ECOASSETS
Suggested Grades: 1, 3, 6/7+
Driving Questions
Grade 1
- What things in nature are important to your community?
- What do they do for our community?
- What can we do to keep them living?
Grade 3
- What things in nature are important for people?
- What do they do for us?
- What can we do to keep them living?
Grade 6/7
- What is an ecoasset?
- What ecoassets exist in our community?
- Why do we want to spend time and energy stewarding ecoassets?
Learning Intentions
- I can list some natural resources in my community and talk about what they do for me
- I understand that we depend on nature and that it is important to steward it
Higher grades
- I understand that it is either not possible or more expensive to replace an ecoasset with a machine than to protect and maintain it.
Materials
- Magazines or paper and markers for drawing or photos (kids could bring them in)
- White board or large chart paper
- Information at https://projectwatershed.ca/ecoassets/
Curricular Competencies
Science:
- Processing and analyzing data and information
- Communicating
Math:
- Communicating and representing
- Connecting and reflecting
Social Studies:
- Recognize causes and consequences of events, decisions, or developments
Lesson
- Have students make an offering of experience: what is something in or from nature they enjoy and why?
- Talk about what an ecoasset is – https://projectwatershed.ca/ecoassets.
- Draw or cut out or have students bring in pictures of things in nature.

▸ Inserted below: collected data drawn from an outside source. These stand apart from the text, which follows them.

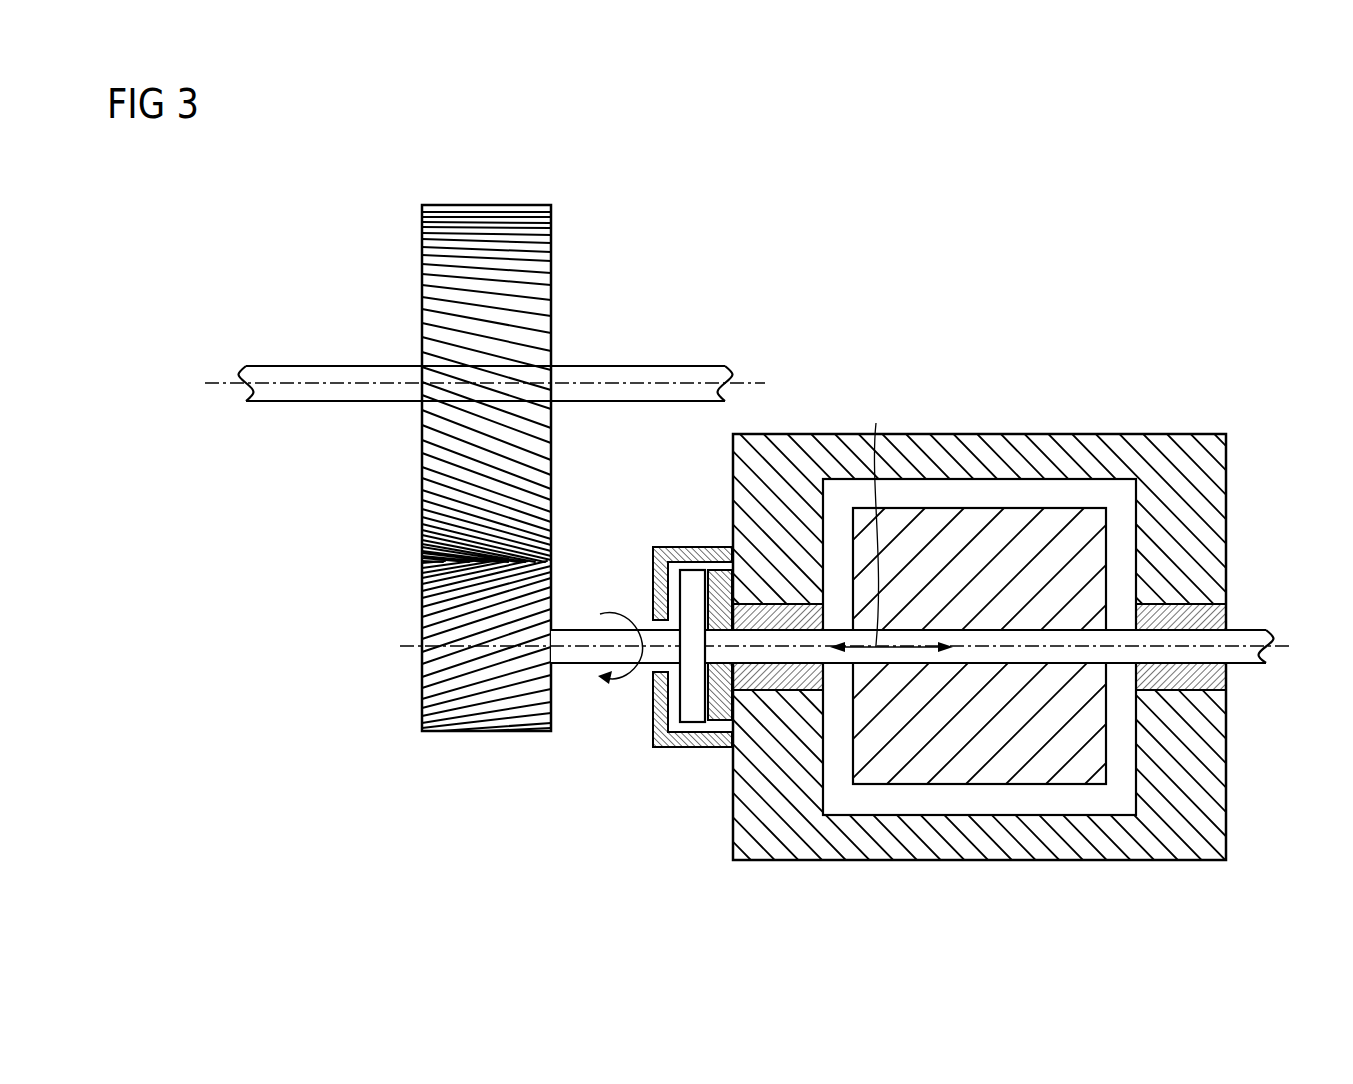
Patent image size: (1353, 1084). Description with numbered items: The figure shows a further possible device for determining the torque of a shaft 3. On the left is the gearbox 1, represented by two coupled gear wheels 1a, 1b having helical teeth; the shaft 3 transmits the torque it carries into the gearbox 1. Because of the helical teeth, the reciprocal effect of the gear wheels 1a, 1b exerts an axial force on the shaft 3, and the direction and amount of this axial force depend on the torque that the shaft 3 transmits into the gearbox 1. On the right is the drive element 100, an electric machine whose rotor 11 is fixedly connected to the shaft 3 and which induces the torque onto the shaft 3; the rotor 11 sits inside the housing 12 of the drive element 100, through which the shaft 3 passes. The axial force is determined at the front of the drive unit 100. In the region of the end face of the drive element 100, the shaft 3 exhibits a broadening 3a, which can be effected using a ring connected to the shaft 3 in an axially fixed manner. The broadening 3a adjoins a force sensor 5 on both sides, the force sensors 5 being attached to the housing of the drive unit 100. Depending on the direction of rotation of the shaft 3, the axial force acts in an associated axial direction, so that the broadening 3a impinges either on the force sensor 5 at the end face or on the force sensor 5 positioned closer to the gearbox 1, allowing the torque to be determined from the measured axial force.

The gearbox 1 is at (511, 465).
The gear wheel 1a is at (487, 715).
The gear wheel 1b is at (483, 210).
The shaft 3 is at (266, 392).
The broadening 3a is at (683, 709).
The force sensor 5 is at (717, 571).
The rotor 11 is at (924, 533).
The housing 12 is at (976, 860).
The drive element 100 is at (833, 648).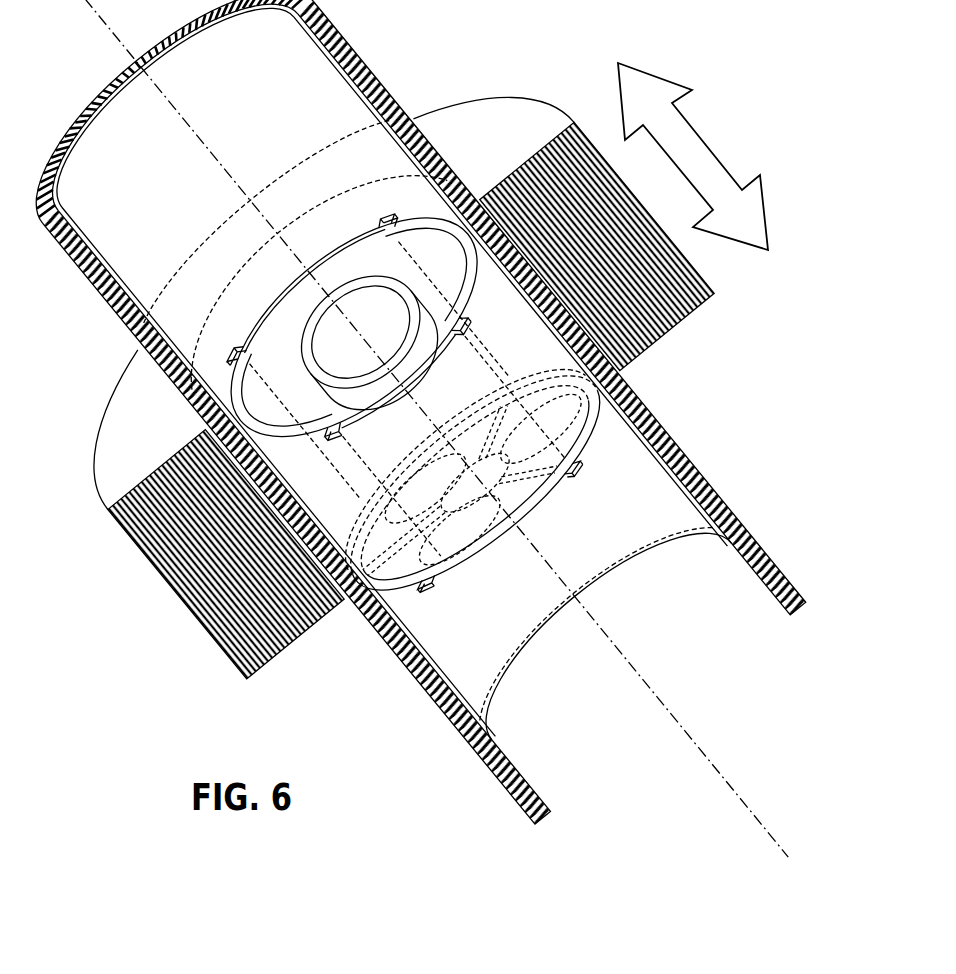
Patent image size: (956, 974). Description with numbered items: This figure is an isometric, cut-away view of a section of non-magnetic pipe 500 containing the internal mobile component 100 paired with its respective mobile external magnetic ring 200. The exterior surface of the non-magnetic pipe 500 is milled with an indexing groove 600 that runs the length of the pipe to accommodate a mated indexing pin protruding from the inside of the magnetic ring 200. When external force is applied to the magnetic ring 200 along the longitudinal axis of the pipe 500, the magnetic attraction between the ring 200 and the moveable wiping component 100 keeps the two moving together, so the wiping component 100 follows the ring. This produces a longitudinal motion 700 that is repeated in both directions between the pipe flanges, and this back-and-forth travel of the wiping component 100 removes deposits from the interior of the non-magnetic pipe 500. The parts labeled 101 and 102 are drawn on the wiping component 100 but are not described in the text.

The internal mobile component 100 is at (357, 331).
The support ring with spider frame 101 is at (543, 508).
The locking tabs 102 is at (240, 372).
The mobile external magnetic ring 200 is at (377, 359).
The non-magnetic pipe 500 is at (459, 735).
The indexing groove 600 is at (622, 372).
The longitudinal motion 700 is at (693, 156).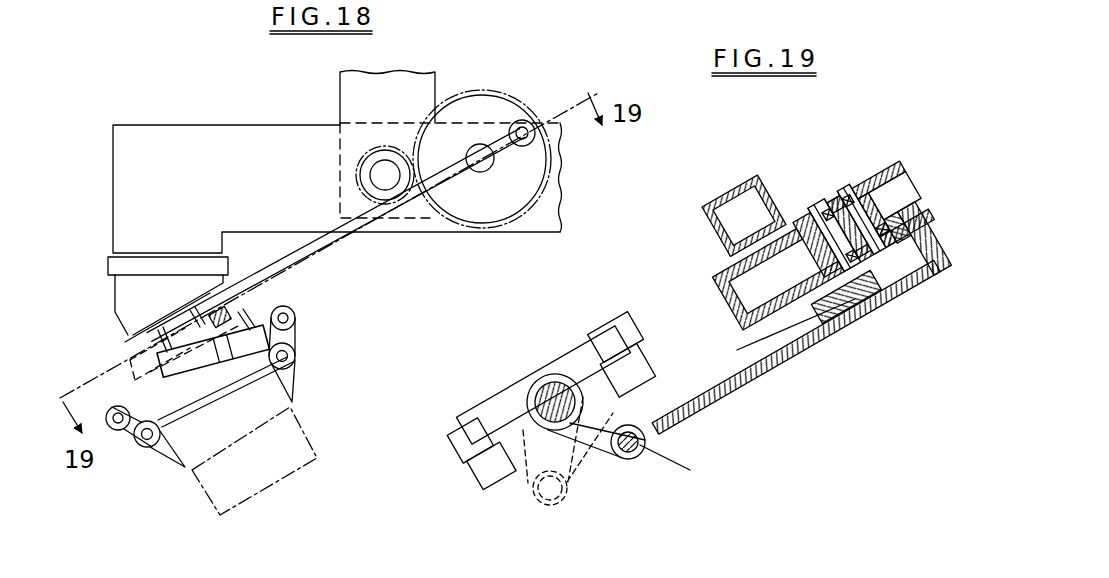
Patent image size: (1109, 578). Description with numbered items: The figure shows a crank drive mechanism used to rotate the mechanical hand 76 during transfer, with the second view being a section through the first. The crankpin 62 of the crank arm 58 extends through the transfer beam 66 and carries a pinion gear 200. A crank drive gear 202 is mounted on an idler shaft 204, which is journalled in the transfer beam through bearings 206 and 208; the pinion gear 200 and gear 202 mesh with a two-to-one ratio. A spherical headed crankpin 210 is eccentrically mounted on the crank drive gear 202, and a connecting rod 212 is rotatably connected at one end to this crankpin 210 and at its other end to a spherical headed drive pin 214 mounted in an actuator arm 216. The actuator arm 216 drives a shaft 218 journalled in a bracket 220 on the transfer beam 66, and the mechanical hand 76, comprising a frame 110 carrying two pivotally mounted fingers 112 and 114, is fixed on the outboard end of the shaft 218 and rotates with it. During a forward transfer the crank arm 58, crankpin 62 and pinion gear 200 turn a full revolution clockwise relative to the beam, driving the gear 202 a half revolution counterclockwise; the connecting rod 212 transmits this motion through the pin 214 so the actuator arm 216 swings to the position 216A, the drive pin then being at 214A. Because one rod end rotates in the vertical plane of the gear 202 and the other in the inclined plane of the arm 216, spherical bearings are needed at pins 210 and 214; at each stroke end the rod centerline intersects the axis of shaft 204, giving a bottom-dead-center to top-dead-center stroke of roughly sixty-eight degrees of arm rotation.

In FIG. 18, the crank arm 58 is at (410, 72).
In FIG. 19, the crank arm 58 is at (744, 215).
In FIG. 18, the crankpin 62 is at (371, 171).
In FIG. 18, the transfer beam 66 is at (208, 128).
In FIG. 19, the transfer beam 66 is at (824, 248).
In FIG. 18, the mechanical hand 76 is at (345, 344).
In FIG. 19, the mechanical hand 76 is at (554, 402).
In FIG. 18, the frame 110 is at (297, 360).
In FIG. 18, the finger 112 is at (293, 402).
In FIG. 18, the finger 114 is at (158, 470).
In FIG. 18, the pinion gear 200 is at (358, 182).
In FIG. 18, the crank drive gear 202 is at (540, 207).
In FIG. 19, the crank drive gear 202 is at (737, 350).
In FIG. 18, the idler shaft 204 is at (482, 150).
In FIG. 19, the idler shaft 204 is at (834, 235).
In FIG. 19, the bearing 206 is at (861, 219).
In FIG. 19, the bearing 208 is at (892, 230).
In FIG. 18, the spherical headed crankpin 210 is at (527, 122).
In FIG. 19, the spherical headed crankpin 210 is at (872, 269).
In FIG. 18, the connecting rod 212 is at (340, 245).
In FIG. 19, the connecting rod 212 is at (796, 347).
In FIG. 18, the spherical headed drive pin 214 is at (232, 300).
In FIG. 19, the spherical headed drive pin 214 is at (689, 464).
In FIG. 19, the pin alternate position 214A is at (548, 510).
In FIG. 18, the actuator arm 216 is at (292, 302).
In FIG. 19, the actuator arm 216 is at (628, 458).
In FIG. 19, the position of actuator arm 216A is at (522, 490).
In FIG. 18, the shaft 218 is at (160, 354).
In FIG. 18, the bracket 220 is at (125, 307).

- Make chart with class, brainstorm things people/communities get from nature. Food/Water/Learning/Playing etc… and make those columns on the chart. For older students explain that we can call these things ecosystem goods and services (a good is something tangible we consume e.g. food, a service is something we use or benefit from e.g. water filtration, recreation). Many items will fit under multiple columns. Point that out. Students put their drawings/cut outs in the chart as they see fit. The chart could be set up and added to over time.
- Go through some of the items in the chart and ask what could harm them.e.g. cutting them down/paving them over/ polluting them as well as what keeps them living e.g. using less resources, reusing, creating parks, properly disposing of garbage.
- For older students read/talk about the time and money needed to replace the good and service with something human made. Pollination is a good example – Life without Bees, Collapse of honeybees could cost hundreds of billions of dollars
Add on:
- Older students could be asked to pick an ecoasset and do a mini report on it, what negatively affects it, how to steward it, the pros and cons of having to replace it with something human made.
Lesson for Grade 7 and up:
Click here to download a printable version of this lesson
Community Connection
Go on a walk and pick up garbage. This could be done around your school or any other location. Project Watershed and other non profit groups organize groups for the Great Canadian Shoreline Cleanup at the end of September. You could join them or do your own.